Le dossier de la Mutuelle générale du personnel des administrations publiques (MGPAP) a remis au goût du jour la question de la défense des deniers publics.  A tel point qu'il a remis sur les devants de la scène des instances dont on n'avait plus parlé depuis fort longtemps.  Voire que l'on croyait mort-nées.
Certes l'Instance nationale de protection des biens publics au Maroc (INPBPM) faisait parler d'elle chaque fois que l'occasion se présentait. Notamment en intervenant directement pour prendre la défense de l'ancien Premier ministre Driss Jettou à qui d'aucuns avaient reproché d'avoir été cité dans une affaire concernant la création d'une zone logistique là où il  ne fallait pas.
Certes, l'INPBPM s'était attaquée à un dossier fort brûlant touchant à la cession des équipements publics portuaires à des prix minorés. Il n'en demeure pas moins que sa position liée à la gabegie qui a caractérisé, des années durant, la gestion de la MGPAP du temps de Mohamed El Farraa, a été constante et inflexible. (      ).
Une position dont on retrouve les principaux dysfonctionnements et défaillances dans un communiqué qui ne porte ni signature ni tampon et émanant,  selon toute vraisemblance, du secrétariat national de l'Instance nationale de défense des biens publics.
Tout cela est beau. Il est même logique au regard de nombreuses suspicions qui planent chaque fois sur la justice lorsqu'elle s'attaque aux dossiers des détournements de deniers publics.
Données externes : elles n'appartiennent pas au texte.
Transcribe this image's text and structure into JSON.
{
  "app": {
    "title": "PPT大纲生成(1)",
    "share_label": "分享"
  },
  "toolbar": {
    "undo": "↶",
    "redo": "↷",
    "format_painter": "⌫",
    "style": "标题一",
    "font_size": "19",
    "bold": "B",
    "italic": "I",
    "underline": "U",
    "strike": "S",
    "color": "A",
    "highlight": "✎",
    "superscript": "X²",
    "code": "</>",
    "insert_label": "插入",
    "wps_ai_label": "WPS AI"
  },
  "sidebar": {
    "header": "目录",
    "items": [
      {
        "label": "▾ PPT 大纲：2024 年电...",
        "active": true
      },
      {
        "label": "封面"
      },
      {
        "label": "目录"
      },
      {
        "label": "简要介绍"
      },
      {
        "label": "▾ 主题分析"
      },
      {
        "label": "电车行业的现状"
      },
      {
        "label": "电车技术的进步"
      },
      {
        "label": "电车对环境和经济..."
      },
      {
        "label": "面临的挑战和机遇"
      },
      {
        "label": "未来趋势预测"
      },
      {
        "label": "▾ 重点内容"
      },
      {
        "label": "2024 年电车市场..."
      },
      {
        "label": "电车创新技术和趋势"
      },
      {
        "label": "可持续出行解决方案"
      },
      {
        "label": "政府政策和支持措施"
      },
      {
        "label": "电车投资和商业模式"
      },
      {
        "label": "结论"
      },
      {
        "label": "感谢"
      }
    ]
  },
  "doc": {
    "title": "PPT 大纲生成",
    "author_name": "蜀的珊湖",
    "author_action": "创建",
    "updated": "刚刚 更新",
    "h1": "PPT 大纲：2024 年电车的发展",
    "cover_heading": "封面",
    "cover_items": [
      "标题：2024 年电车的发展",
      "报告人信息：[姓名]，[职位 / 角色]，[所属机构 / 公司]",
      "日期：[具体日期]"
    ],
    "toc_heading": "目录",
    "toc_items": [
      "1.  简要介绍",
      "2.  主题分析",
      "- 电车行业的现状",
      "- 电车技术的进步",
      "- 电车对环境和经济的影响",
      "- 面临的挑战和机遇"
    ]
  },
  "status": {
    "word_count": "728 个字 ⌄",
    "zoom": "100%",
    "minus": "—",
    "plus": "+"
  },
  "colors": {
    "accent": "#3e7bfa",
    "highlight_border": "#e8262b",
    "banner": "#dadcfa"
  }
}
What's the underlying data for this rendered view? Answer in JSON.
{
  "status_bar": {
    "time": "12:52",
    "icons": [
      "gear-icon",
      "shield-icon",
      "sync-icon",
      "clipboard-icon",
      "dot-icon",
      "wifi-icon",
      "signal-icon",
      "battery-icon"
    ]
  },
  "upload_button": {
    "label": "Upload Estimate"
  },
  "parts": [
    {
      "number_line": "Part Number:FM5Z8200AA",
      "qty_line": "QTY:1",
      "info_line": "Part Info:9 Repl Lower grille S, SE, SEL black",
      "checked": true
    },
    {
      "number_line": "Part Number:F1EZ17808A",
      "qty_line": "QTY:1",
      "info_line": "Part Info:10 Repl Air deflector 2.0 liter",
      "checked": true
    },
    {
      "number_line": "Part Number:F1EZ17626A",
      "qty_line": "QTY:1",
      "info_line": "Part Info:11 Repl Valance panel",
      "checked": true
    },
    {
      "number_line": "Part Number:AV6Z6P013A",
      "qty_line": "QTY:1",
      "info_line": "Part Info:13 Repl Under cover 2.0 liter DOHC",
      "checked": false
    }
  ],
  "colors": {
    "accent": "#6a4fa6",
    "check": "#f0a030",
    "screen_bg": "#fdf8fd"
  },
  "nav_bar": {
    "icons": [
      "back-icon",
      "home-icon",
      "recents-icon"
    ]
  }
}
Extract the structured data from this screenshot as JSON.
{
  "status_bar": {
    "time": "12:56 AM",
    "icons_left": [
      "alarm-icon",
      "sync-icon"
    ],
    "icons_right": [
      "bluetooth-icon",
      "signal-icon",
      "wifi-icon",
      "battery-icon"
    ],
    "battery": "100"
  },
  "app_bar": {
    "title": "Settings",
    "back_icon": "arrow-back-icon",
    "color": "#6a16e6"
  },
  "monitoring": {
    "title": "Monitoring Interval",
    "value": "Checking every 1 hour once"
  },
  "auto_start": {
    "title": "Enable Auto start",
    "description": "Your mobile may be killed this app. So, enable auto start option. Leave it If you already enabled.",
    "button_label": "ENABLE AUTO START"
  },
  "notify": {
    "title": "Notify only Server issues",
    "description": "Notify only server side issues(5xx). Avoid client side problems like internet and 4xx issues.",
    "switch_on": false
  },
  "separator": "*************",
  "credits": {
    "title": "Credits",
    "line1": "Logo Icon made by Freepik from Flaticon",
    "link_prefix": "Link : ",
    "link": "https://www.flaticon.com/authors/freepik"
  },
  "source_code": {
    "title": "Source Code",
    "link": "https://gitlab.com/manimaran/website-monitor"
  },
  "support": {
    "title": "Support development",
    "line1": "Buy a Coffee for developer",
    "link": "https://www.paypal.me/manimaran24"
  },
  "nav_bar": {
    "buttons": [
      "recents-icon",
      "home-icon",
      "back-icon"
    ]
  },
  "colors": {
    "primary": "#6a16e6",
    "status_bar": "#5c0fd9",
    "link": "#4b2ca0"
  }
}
C'est qu'au détour d'une phrase le nom de l'actuel président de la MGPAP, Abdemoula Abdelmoumni, est cité. " Bien qu'il détienne des documents prouvant les dysfonctionnements et l'ampleur des dommages subis par la Mutuelle, l'actuel président de la MGPAP persiste à se dérober de ses responsabilités, refusant de comparaître lors des séances  de l'enquête judiciaire, et ce malgré les convocations qui lui ont été envoyées ", peut-on lire dans le communiqué de l'Instance nationale de défense des biens publics.  
Contacté par Libé, Abdelmoula Abdelmoumni a tenu à nous préciser  qu'il n'a jamais reçu de convocation, et ce depuis l'ouverture de l'enquête.
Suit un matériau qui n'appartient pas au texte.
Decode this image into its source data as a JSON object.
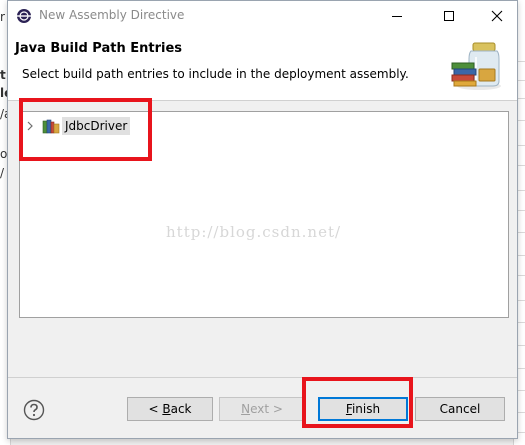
{
  "dialog": {
    "title": "New Assembly Directive",
    "header_title": "Java Build Path Entries",
    "header_description": "Select build path entries to include in the deployment assembly."
  },
  "tree": {
    "items": [
      {
        "label": "JdbcDriver",
        "icon": "library-icon",
        "expanded": false
      }
    ]
  },
  "watermark": "http://blog.csdn.net/",
  "buttons": {
    "back": {
      "prefix": "< ",
      "mnemonic": "B",
      "rest": "ack"
    },
    "next": {
      "mnemonic": "N",
      "rest": "ext >"
    },
    "finish": {
      "mnemonic": "F",
      "rest": "inish"
    },
    "cancel": "Cancel"
  },
  "background_fragments": [
    "r",
    "t",
    "le",
    "/a",
    "or",
    "/"
  ],
  "colors": {
    "highlight_box": "#e8141c",
    "default_button_border": "#0078d7",
    "selection_bg": "#e0e0e0"
  }
}
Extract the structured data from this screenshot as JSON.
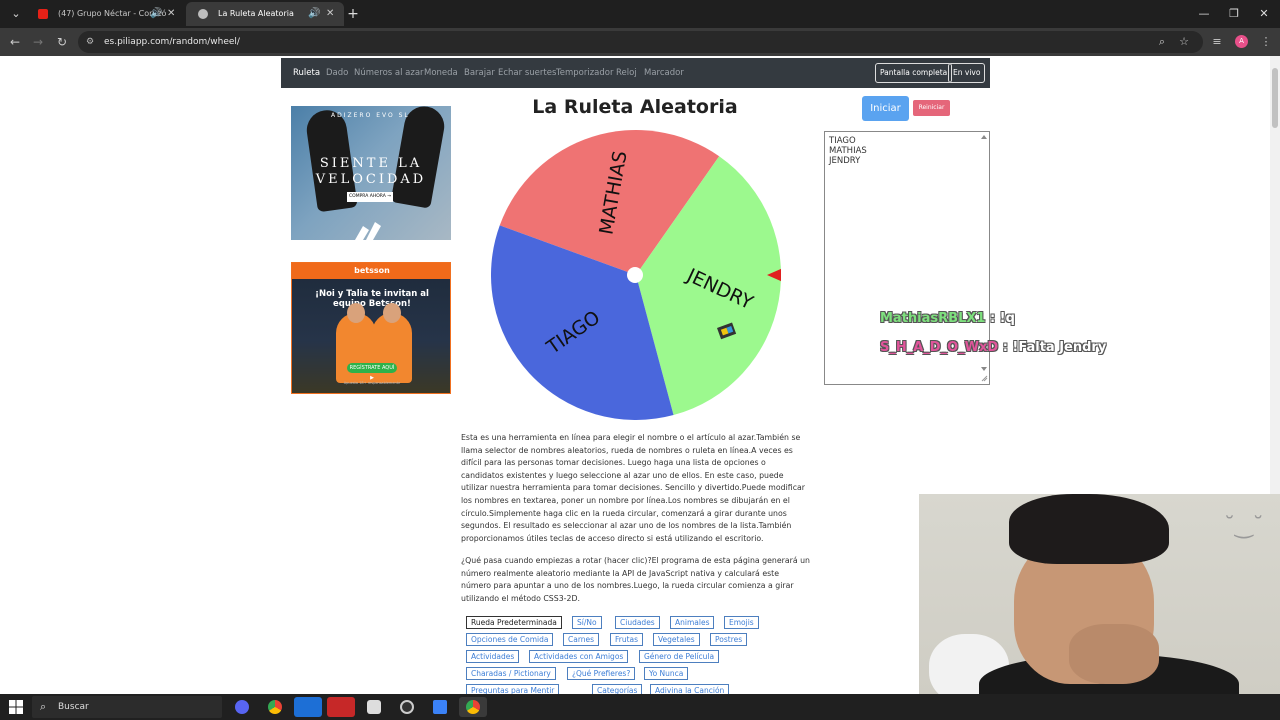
{
  "browser": {
    "tabs": [
      {
        "title": "(47) Grupo Néctar - Corazó",
        "active": false
      },
      {
        "title": "La Ruleta Aleatoria",
        "active": true
      }
    ],
    "new_tab": "+",
    "url": "es.piliapp.com/random/wheel/",
    "profile_initial": "A"
  },
  "site_nav": {
    "links": [
      "Ruleta",
      "Dado",
      "Números al azar",
      "Moneda",
      "Barajar",
      "Echar suertes",
      "Temporizador",
      "Reloj",
      "Marcador"
    ],
    "fullscreen": "Pantalla completa",
    "live": "En vivo"
  },
  "ads": {
    "ad1": {
      "top": "ADIZERO EVO SL",
      "line1": "SIENTE LA",
      "line2": "VELOCIDAD",
      "cta": "COMPRA AHORA →"
    },
    "ad2": {
      "brand": "betsson",
      "headline": "¡Noi y Talia te invitan al equipo Betsson!",
      "cta": "REGÍSTRATE AQUÍ ▶",
      "fine": "Apuesta 18+ responsablemente"
    }
  },
  "wheel": {
    "title": "La Ruleta Aleatoria",
    "start": "Iniciar",
    "reset": "Reiniciar",
    "segments": [
      {
        "name": "MATHIAS",
        "color": "#ef7373"
      },
      {
        "name": "JENDRY",
        "color": "#9cf98e"
      },
      {
        "name": "TIAGO",
        "color": "#4a67dc"
      }
    ],
    "pointer_color": "#e02020",
    "names_list": [
      "TIAGO",
      "MATHIAS",
      "JENDRY"
    ]
  },
  "chat": [
    {
      "user": "MathiasRBLX1",
      "message": " : !q"
    },
    {
      "user": "S_H_A_D_O_WxD",
      "message": " : !Falta Jendry"
    }
  ],
  "description": {
    "p1": "Esta es una herramienta en línea para elegir el nombre o el artículo al azar.También se llama selector de nombres aleatorios, rueda de nombres o ruleta en línea.A veces es difícil para las personas tomar decisiones. Luego haga una lista de opciones o candidatos existentes y luego seleccione al azar uno de ellos. En este caso, puede utilizar nuestra herramienta para tomar decisiones. Sencillo y divertido.Puede modificar los nombres en textarea, poner un nombre por línea.Los nombres se dibujarán en el círculo.Simplemente haga clic en la rueda circular, comenzará a girar durante unos segundos. El resultado es seleccionar al azar uno de los nombres de la lista.También proporcionamos útiles teclas de acceso directo si está utilizando el escritorio.",
    "p2": "¿Qué pasa cuando empiezas a rotar (hacer clic)?El programa de esta página generará un número realmente aleatorio mediante la API de JavaScript nativa y calculará este número para apuntar a uno de los nombres.Luego, la rueda circular comienza a girar utilizando el método CSS3-2D."
  },
  "presets": [
    "Rueda Predeterminada",
    "Sí/No",
    "Ciudades",
    "Animales",
    "Emojis",
    "Opciones de Comida",
    "Carnes",
    "Frutas",
    "Vegetales",
    "Postres",
    "Actividades",
    "Actividades con Amigos",
    "Género de Película",
    "Charadas / Pictionary",
    "¿Qué Prefieres?",
    "Yo Nunca",
    "Preguntas para Mentir",
    "Categorías",
    "Adivina la Canción"
  ],
  "taskbar": {
    "search": "Buscar"
  }
}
Concernant  les autres soi-disant " dépassements enregistrés actuellement au sein de la MGPAP et cités dans ledit communiqué notamment la dilapidation des fonds de la Mutuelle, le non-respect des procédures dans l'octroi des marchés publics,  une gestion abusive ", Abdelmoula Abdelmoumni a souligné que la réalité au sein de la Mutuelle dément les propos avancés, et ce de l'avis de tout le monde.  
Une question s'impose : pourquoi donc l'Instance nationale de défense des biens publics tente-t-elle de le mêler à un dossier que l'engagement de Abdelmoula Abdelmoumni a permis de mettre en lumière, de médiatiser et de conduire à son terme ?
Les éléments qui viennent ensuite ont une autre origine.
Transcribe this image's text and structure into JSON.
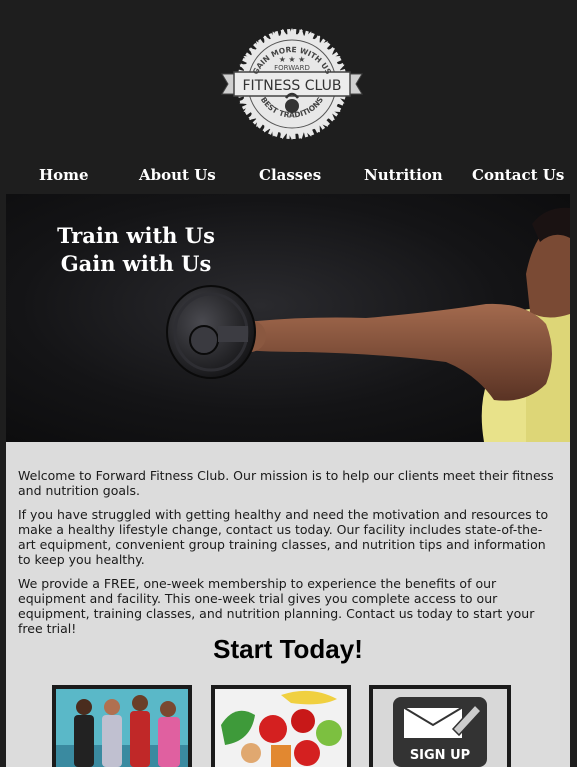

Il  n'est pas sans rappeler que la gestion de la Mutuelle générale du personnel des administrations publiques (MGPAP) était entachée de graves irrégularités et violations de la loi, soulignées par les autorités publiques compétentes et par les partenaires sociaux depuis l'année 2002.
Plusieurs   autorités publiques de tutelle et des partenaires sociaux ont attiré l'attention sur les défaillances et manquements aux règles juridiques de base, commises dans la MGPAP, notamment les ministères des Finances et de l'Emploi, les délégués, les administrateurs, les membres de la commission de contrôle, les députés et les conseillers parlementaires, les organisations professionnelles de la santé, l'IGF, les organisations des droits de l'Homme, les syndicats, les partis politiques et autres organisations de protection des deniers publics dont (INPBPM).